Martine Rose’s irresistibly fun SS22 collection

Martine Rose

Art that celebrates Britain in its true authenticity is hard to find. Idyllic, whimsical, regal, are words that spring to mind from frequent depictions. Green countryside’s, oppressive white kings on thrones, steam trains, and red post boxes aplenty. The Britain we see in these images is a lie, a fantasy, of conservatives, the elite, the traditionalists, and boomers.

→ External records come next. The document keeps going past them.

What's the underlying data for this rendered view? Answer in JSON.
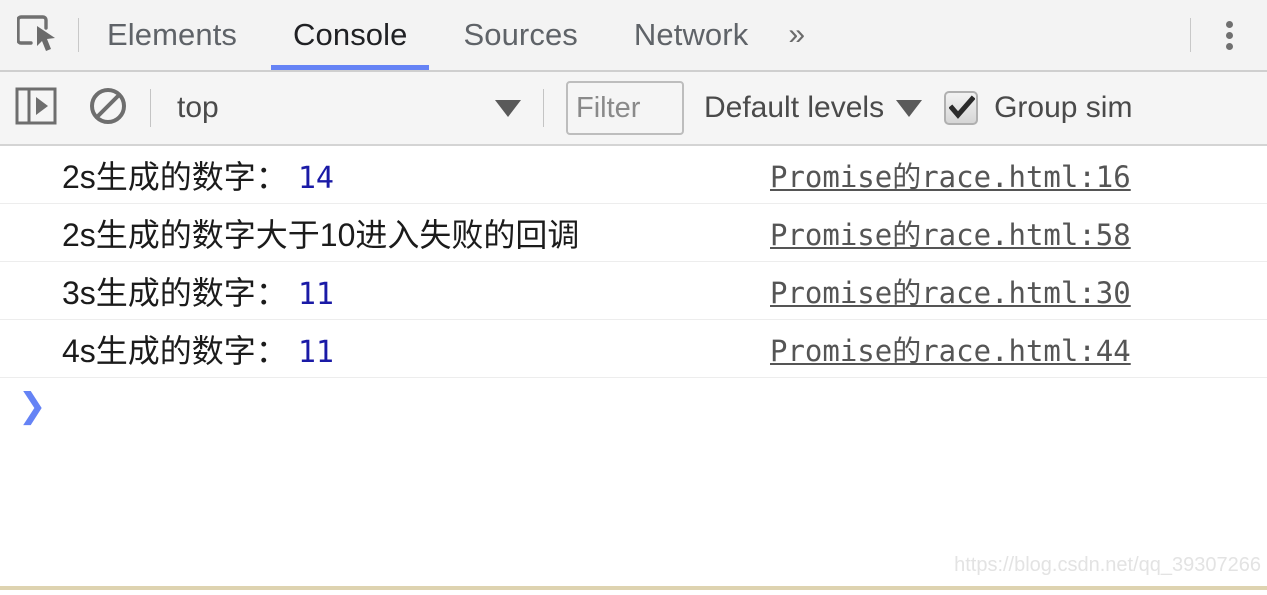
{
  "tabbar": {
    "inspect_icon": "inspect-cursor-icon",
    "tabs": [
      {
        "label": "Elements",
        "active": false
      },
      {
        "label": "Console",
        "active": true
      },
      {
        "label": "Sources",
        "active": false
      },
      {
        "label": "Network",
        "active": false
      }
    ],
    "more_tabs_glyph": "»",
    "kebab_icon": "more-options-icon",
    "active_tab_color": "#6583f5"
  },
  "filterbar": {
    "sidebar_toggle_icon": "show-console-sidebar-icon",
    "clear_icon": "clear-console-icon",
    "context": {
      "selected": "top",
      "caret_glyph": "▼"
    },
    "filter": {
      "value": "",
      "placeholder": "Filter"
    },
    "levels": {
      "label": "Default levels",
      "caret_glyph": "▼"
    },
    "group_similar": {
      "label": "Group sim",
      "checked": true,
      "checkbox_icon": "checkmark-icon"
    }
  },
  "console": {
    "rows": [
      {
        "message": "2s生成的数字：",
        "value": "14",
        "source": "Promise的race.html:16"
      },
      {
        "message": "2s生成的数字大于10进入失败的回调",
        "value": "",
        "source": "Promise的race.html:58"
      },
      {
        "message": "3s生成的数字：",
        "value": "11",
        "source": "Promise的race.html:30"
      },
      {
        "message": "4s生成的数字：",
        "value": "11",
        "source": "Promise的race.html:44"
      }
    ],
    "prompt_glyph": "❯",
    "prompt_input_value": "",
    "number_color": "#1a1aa6",
    "source_link_color": "#555555"
  },
  "watermark": {
    "text": "https://blog.csdn.net/qq_39307266"
  }
}
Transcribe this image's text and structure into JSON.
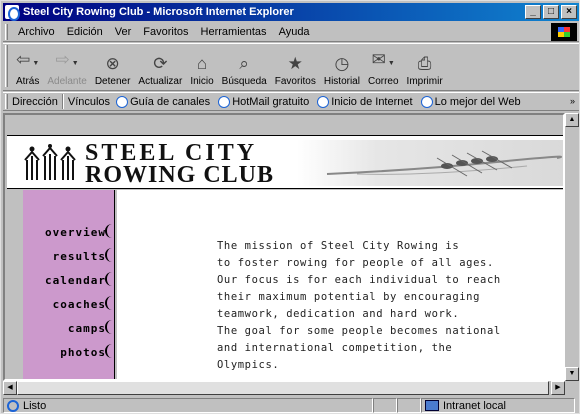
{
  "window": {
    "title": "Steel City Rowing Club - Microsoft Internet Explorer",
    "buttons": [
      "_",
      "□",
      "×"
    ]
  },
  "menu": [
    "Archivo",
    "Edición",
    "Ver",
    "Favoritos",
    "Herramientas",
    "Ayuda"
  ],
  "toolbar": [
    {
      "label": "Atrás",
      "icon": "back-arrow-icon",
      "glyph": "⇦",
      "disabled": false,
      "dropdown": true
    },
    {
      "label": "Adelante",
      "icon": "forward-arrow-icon",
      "glyph": "⇨",
      "disabled": true,
      "dropdown": true
    },
    {
      "label": "Detener",
      "icon": "stop-icon",
      "glyph": "⊗",
      "disabled": false,
      "dropdown": false
    },
    {
      "label": "Actualizar",
      "icon": "refresh-icon",
      "glyph": "⟳",
      "disabled": false,
      "dropdown": false
    },
    {
      "label": "Inicio",
      "icon": "home-icon",
      "glyph": "⌂",
      "disabled": false,
      "dropdown": false
    },
    {
      "label": "Búsqueda",
      "icon": "search-icon",
      "glyph": "⌕",
      "disabled": false,
      "dropdown": false
    },
    {
      "label": "Favoritos",
      "icon": "favorites-icon",
      "glyph": "★",
      "disabled": false,
      "dropdown": false
    },
    {
      "label": "Historial",
      "icon": "history-icon",
      "glyph": "◷",
      "disabled": false,
      "dropdown": false
    },
    {
      "label": "Correo",
      "icon": "mail-icon",
      "glyph": "✉",
      "disabled": false,
      "dropdown": true
    },
    {
      "label": "Imprimir",
      "icon": "print-icon",
      "glyph": "⎙",
      "disabled": false,
      "dropdown": false
    }
  ],
  "address": {
    "label": "Dirección",
    "links_label": "Vínculos",
    "links": [
      "Guía de canales",
      "HotMail gratuito",
      "Inicio de Internet",
      "Lo mejor del Web"
    ],
    "more": "»"
  },
  "page": {
    "logo_line1": "STEEL CITY",
    "logo_line2": "ROWING CLUB",
    "nav": [
      "overview",
      "results",
      "calendar",
      "coaches",
      "camps",
      "photos"
    ],
    "mission": [
      "The mission of Steel City Rowing is",
      "to foster rowing for people of all ages.",
      "Our focus is for each individual to reach",
      "their maximum potential by encouraging",
      "teamwork, dedication and hard work.",
      "The goal for some people becomes national",
      "and international competition, the",
      "Olympics."
    ]
  },
  "status": {
    "text": "Listo",
    "zone": "Intranet local"
  },
  "colors": {
    "title_bar": "#000080",
    "sidebar": "#cc99cc",
    "page_bg": "#ffffff",
    "chrome": "#c0c0c0"
  }
}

The real Britain is: bleak, but kitsch, naively optimistic, and irreverent. Perhaps better than any other modern fashion designer, Martine Rose captures this Britain. Her collections of the past have often been celebrations of the people of this country in the entire diversity. Lanky football hooligans, office suited men, Rastafarians, ravers. She’s phenomenal at this but with her SS22 Menswear collection she steps beyond and creates looks more international – America precisely. 

Martine Rose
Martine Rose

Satirical, sleazy, sexy and modelled by an unlikely ensemble of older gentleman and female photographers, its accompanying show is glam and retro. Sets and looks that (unlike most of Rose’s work which are quintessentially 80s) pull more from the 60s. Straight cut brightly coloured suits, old-school advert-esque visuals, bodies twisting and men cawing at stock markets, women in camp tinsel wigs posing backed by sliced in half white convertible. It’s irresistibly fun, if not bizarre. It’s different for Rose, but still feels like her. A unique step for the designer, and certainly a welcome one. Less politically, on the nose and brash than some of her previous. For example, the pro-European Union “Promising Britain” t-shirts from her SS 20 collection for instance were highly dissatisfying for me. Simultaneously vague and heavy-handed using a slogan so boldly but saying very little. SS22 in contrast, creates emotion without slogans while also remaining quintessentially fun. Rose is great at this and really could be someone who could make clothes that really say something, without feeling the need to say something in a literal sense. This is truly saying something.